Rogue One Prepared Tony Gilroy To Follow Obscure Star Wars Rules In Andor

"Andor" has quickly featured a number of deadly important milestones for "Star Wars." Quite so, creator Tony Gilroy's hard-edged look at the birth of the Rebel Alliance not only marks the first time someone has uttered "s***" in a galaxy far, far away, but it's also the first "Star Wars" live-action movie or series to confirm that individuals in this universe do, in fact, need to pee. It turns out "Star Wars" people even have casual sex! (And here I was thinking it was solely those frisky midi-chlorians that were getting around.)

More than any other "Star Wars" project to date, "Andor" tends to concern itself with the minutiae of life among both the Rebels and Imperials, from their predilection for blue cuisine to their hygiene practices. (Also, is this the first live-action "Star Wars" title to show a person shaving?
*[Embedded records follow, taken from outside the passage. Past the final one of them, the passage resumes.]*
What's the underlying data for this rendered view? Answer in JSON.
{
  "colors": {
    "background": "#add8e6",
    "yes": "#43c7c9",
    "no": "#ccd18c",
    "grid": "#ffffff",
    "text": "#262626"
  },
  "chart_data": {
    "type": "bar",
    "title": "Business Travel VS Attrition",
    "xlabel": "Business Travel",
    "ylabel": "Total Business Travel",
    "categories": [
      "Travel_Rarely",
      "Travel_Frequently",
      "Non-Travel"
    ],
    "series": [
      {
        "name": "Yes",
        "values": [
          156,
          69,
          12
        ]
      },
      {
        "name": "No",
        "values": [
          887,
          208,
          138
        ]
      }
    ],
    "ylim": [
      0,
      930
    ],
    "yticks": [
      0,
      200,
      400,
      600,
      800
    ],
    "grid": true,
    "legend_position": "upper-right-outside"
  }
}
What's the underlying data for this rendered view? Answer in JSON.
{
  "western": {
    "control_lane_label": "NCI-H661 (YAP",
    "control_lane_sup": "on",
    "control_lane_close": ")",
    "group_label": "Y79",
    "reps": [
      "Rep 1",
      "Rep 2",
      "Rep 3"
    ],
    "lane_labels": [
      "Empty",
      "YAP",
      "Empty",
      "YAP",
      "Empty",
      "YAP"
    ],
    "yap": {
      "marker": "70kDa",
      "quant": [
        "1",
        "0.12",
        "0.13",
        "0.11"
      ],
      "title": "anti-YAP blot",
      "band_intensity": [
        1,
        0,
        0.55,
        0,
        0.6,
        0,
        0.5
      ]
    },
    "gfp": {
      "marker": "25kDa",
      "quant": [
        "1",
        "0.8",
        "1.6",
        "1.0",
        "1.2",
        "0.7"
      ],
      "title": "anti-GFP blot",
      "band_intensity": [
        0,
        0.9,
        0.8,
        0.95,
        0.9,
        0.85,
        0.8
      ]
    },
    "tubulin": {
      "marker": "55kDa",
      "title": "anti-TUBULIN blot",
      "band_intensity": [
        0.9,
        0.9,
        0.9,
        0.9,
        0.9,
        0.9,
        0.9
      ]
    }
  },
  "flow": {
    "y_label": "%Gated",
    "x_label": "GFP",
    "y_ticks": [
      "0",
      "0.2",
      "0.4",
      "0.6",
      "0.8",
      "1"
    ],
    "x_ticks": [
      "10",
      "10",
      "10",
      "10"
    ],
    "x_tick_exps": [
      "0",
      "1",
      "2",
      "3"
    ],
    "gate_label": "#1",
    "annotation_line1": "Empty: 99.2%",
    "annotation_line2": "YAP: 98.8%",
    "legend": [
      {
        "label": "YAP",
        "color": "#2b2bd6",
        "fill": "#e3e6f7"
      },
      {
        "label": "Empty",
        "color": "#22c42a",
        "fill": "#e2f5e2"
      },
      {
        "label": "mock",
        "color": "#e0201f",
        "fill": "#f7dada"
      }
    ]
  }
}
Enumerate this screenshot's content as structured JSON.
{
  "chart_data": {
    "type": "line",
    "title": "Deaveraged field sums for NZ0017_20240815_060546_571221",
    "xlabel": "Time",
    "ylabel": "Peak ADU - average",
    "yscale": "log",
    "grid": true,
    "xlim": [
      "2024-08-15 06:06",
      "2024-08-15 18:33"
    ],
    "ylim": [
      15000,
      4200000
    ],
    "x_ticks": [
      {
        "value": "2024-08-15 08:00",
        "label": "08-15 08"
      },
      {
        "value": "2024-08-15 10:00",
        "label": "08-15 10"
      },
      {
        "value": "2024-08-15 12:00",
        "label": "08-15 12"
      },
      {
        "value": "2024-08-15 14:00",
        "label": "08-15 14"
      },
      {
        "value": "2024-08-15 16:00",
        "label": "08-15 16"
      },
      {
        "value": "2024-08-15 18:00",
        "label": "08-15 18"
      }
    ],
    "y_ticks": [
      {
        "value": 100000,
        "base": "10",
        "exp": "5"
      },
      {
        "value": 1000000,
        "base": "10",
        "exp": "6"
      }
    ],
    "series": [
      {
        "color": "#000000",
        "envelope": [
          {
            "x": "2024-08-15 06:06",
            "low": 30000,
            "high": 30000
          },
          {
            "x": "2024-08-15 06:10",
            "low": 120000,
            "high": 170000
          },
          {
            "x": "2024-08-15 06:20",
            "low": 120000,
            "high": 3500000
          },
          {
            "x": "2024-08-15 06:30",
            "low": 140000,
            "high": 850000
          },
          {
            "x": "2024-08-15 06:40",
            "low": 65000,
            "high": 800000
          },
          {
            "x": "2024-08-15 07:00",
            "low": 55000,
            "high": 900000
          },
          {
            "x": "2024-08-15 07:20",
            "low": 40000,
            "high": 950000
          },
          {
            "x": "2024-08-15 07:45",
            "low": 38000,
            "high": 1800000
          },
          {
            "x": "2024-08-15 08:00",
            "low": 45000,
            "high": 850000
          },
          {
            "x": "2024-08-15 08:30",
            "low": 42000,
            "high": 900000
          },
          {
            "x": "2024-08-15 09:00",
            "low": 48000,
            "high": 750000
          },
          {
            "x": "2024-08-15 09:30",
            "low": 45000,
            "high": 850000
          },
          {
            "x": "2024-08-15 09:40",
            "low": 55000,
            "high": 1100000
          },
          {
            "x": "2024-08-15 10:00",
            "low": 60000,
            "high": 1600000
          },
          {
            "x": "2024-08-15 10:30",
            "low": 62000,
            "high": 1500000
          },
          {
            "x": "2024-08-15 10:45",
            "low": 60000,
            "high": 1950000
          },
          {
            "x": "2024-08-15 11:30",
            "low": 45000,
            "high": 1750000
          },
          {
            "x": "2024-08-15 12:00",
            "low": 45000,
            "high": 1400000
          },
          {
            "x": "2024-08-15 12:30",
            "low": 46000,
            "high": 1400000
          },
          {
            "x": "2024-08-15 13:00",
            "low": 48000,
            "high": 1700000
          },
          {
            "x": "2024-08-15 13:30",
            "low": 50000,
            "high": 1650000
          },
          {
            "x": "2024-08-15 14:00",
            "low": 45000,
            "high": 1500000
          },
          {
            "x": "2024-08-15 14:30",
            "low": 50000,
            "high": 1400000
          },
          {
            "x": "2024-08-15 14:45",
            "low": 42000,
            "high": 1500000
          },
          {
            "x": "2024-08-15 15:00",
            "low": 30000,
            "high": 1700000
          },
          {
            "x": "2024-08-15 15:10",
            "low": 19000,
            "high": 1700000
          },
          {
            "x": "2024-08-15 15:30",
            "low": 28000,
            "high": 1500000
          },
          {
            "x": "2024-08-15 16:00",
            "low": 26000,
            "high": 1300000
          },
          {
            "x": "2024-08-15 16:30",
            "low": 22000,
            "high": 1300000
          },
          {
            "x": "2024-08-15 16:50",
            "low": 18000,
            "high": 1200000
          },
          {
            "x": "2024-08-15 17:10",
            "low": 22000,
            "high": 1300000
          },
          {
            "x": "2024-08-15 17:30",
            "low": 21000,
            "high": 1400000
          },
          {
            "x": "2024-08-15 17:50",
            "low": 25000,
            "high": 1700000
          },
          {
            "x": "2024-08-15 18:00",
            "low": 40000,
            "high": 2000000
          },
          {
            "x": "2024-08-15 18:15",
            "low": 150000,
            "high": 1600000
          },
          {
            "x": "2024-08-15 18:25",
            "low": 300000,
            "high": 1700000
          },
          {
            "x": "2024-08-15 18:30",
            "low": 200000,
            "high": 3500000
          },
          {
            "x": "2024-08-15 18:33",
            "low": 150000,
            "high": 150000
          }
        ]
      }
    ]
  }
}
Because I think it might be.) It's all vital to Gilroy and his creative team's efforts to ground the series' fantastical universe in realism more than any other project this side of "Rogue One: A Star Wars Story," which Gilroy co-wrote.

Gilroy's lack of reverence for "Star Wars" traditions has proven to be a boon to both "Rogue One" and "Andor," even if the "Bourne" films co-writer and "Michael Clayton" director still sees himself as a bit of an outsider to the whole enterprise. "I dunno. I wouldn't want to take the 'Star Wars' S.A.T.s," Gilroy told The Playlist's "The Rogue Ones: A Star Wars Andor Podcast" in September 2022. "I'd be like the guy who knows— like I only know this five-year period. There are five years that I curated, my five years. I got that down, but I would fail the S.A.T. on a lot of the rest."

'There are so many rules'

Luckily for Gilroy, he's surrounded by people who know their "Star Wars" trivia inside and out, like author and Lucasfilm head creative executive Pablo Hidalgo (whom Gilroy playfully referred to as residing "out in the Vatican"). "And so, if we have issues, we deal with that, and we figure out what we need," he noted. What's more, his experience working on "Rogue One" very much helped prepare him for "Andor" when it comes to following the unspoken and otherwise obscure "rules" of "Star Wars." Gilroy explained:

"It started on 'Rogue.' There are so many rules, 'Oh, you can't have paper; you can't have wheels. You can't have knives.' You can't have all these different things. Well, there are all kinds of things that we have, and we've made an enormous amount of canon, not violating canon, but we've made an enormous amount of new canon in this show. So right, I've got my 'Star Wars' merit badge on."

By breaking the "rules" for what you can and cannot feature in any "Star Wars" project, Gilroy and his fellow creatives have not only enriched the storytelling in "Andor," they've also made it possible for a wider variety of "Star Wars" stories to be told in the future. So, for all those who've been dreaming of making a mockumentary about stormtroopers in the vein of "The Office" or a whodunit featuring Gungans (not that I would know anything about that...), you can take comfort in knowing that you, too, might one day get to redefine what does and does not fly in a galaxy far, far away.

New episodes of "Andor" premiere Wednesdays on Disney+.